Photographie de la plage prise avant la fermeture de la digue, au cours de la première semaine de confinement (Crédit Photo: Sophie)
Photographie des accès barrés à la digue. Sa fermeture a été imposée par les autorités locales au cours de la deuxième semaine de confinement (Crédit Photo: Sophie)

Malgré ces évènements et les quelques jours de mauvais temps, Sophie affirme ne pas regretter d’être partie de Paris avec sa famille. La situation de cette maison leur permet d’accéder plus aisément et librement à un espace extérieur, et l’absence de vie sociale est en partie compensée par divers moyens de communication et l’accès à l’Internet.

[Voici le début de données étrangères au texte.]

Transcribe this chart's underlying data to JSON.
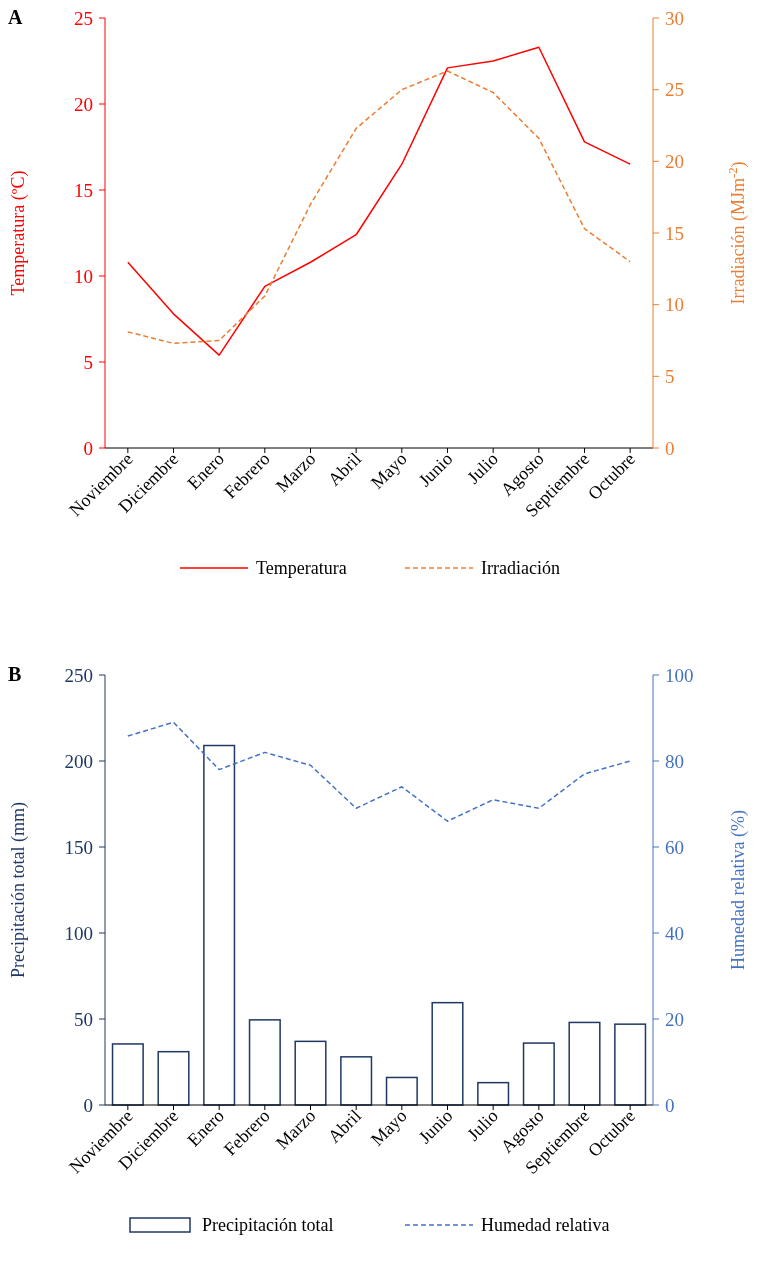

Finalement, Sophie reconnaît qu’elle peut déjà tirer quelques leçons de cette expérience de confinement, notamment celle qu’ « être femme au foyer, c’est vraiment pas fait pour [elle] ». Mais, plus qu’une révélation, ceci ne constitue qu’une confirmation du choix effectué il y a plusieurs années avec son mari, celui d’équilibrer les activités professionnelles et domestiques, les enfants et une vie personnelle. En ce sens, si le confinement lui permet de conforter ses décisions passées, Sophie n’est pas persuadée qu’elle retrouvera, pour autant, les mêmes habitudes à la fin de la crise. Et pour cause, elle ne se réjouit pas des annonces faites par les dirigeants de son entreprise, affirmant que « ça va reprendre et que quand on va reprendre, on va reprendre plus fort qu’avant ». Au contraire, de son point de vue, cette crise globale – dont « la transition n’a pas été préparée » – devrait pousser à des changements inédits en matière de production, de consommation et d’activités et de manière générale. Donc, si Sophie envisageait déjà de changer de travail depuis longtemps, cet évènement devrait, selon elle, donner un coup de pouce à ses décisions.